I just returned from my annual May fishing trip, and the first thing I did after returning home was to move my writing table outside.  In the week I was out of town the average temperature seems to have jumped ten degrees, and I am writing this blog from my front porch wearing a tee shirt and pajama bottoms. It was just cold enough that I went back inside to put on a pair of socks. 

In regard to my fishing trip, this is the second spring in a row that Americans were not allowed to enter Ontario. The pandemic must be gutting the western Ontario economy. Last year my fishing buddies and I simply cancelled our trip. This year we fished, but stayed in the United States. Brothers Ken and Larry, two of the core people on these trips, have a second home in Wisconsin’s Door County, so we switched our location to their summer getaway. This was the first time in fifty-five years I’ve spent an entire week in Door County, and the living conditions this year were a bit more upscale than the Sears canvas tent I stayed in as a kid. Neither the crowded campground in Peninsula State Park nor the high end second home near Ellison Bay qualify as a wilderness experience, but I am sitting back in La Crosse thinking fondly of both experiences. 

After a week near the tip of Door County, I feel like this blog should be about my fishing trip, but most of my previous blogs about outdoor adventures have focused on the mishaps that occurred. What do I write about when a trip goes off without a hitch? My friends and I fished, cooked some excellent meals, slept, and drank a little too much. Since no one reading my blog really cares about the fish we caught or the food we ate, I am left with a very good trip, but no tales to tell. 

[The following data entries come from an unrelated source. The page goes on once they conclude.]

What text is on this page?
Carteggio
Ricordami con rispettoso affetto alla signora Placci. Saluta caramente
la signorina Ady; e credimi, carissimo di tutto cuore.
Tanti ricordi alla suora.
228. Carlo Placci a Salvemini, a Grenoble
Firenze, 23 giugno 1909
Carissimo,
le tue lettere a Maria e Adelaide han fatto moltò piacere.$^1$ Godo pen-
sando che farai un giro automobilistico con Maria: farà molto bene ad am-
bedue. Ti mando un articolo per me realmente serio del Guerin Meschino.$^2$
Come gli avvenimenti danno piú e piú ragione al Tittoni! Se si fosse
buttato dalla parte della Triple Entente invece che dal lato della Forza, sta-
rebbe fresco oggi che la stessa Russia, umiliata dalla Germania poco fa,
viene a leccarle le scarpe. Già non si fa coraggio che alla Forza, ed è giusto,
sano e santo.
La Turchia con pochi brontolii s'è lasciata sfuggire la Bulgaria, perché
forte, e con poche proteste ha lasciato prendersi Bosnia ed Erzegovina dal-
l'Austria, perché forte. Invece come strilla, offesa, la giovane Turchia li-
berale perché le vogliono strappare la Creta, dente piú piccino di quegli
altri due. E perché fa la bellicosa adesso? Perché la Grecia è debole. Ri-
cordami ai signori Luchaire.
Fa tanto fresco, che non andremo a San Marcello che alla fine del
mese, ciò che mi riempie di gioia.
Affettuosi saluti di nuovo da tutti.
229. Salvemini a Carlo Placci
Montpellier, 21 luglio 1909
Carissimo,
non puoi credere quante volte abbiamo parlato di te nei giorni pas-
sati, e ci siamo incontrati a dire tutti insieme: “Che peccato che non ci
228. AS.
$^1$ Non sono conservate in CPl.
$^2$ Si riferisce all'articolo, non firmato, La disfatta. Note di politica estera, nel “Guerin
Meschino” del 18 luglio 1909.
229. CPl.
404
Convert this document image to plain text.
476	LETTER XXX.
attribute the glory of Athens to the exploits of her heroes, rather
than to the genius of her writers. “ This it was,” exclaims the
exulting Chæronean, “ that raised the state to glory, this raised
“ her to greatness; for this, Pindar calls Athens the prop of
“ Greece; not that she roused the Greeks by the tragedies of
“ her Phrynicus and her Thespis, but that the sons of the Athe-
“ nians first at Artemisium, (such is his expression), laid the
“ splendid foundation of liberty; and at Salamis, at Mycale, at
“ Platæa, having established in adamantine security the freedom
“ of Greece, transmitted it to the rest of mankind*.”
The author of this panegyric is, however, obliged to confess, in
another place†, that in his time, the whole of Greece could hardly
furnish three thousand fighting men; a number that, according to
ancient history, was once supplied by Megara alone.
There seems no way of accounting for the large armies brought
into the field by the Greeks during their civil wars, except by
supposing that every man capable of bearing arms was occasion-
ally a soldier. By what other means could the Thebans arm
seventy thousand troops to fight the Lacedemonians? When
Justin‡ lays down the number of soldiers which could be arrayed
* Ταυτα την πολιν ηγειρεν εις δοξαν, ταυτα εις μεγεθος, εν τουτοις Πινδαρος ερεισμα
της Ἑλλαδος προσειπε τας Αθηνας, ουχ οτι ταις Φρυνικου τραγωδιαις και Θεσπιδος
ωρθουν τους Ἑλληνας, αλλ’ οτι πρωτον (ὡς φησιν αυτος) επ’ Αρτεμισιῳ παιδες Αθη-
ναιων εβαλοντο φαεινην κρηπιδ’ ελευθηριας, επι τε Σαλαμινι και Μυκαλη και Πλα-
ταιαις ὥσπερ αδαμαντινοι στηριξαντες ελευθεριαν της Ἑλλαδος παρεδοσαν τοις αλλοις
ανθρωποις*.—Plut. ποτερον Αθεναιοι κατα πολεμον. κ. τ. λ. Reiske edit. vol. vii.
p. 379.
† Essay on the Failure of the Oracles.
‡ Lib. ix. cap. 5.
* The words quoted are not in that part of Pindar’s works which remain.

Actually I have one very quick anecdote. On our first day out, I reeled in the largest walleye I’ve ever caught. Walleye is our fish of choice when it comes to frying up a fish dinner, so I asked whether we should keep it. All four of my companions were aghast that I even asked the question. Etiquette demands that any fish past a certain size be returned to the water. Part of has to do with freeing fish that are good breeders. Part has to do with respect for any fish that, in fish years, has survived as long we have.

There are several aspects of fishing that I’ve failed to get down on paper, because so much of the sport is beyond my comprehension. A good example is the rationale behind the self-imposed rules most fishermen and women have about catch and release (which have very little to do with the legal seasons, size requirements, and bag limits set by the managing authorities). It is just part of the mystique of fishing.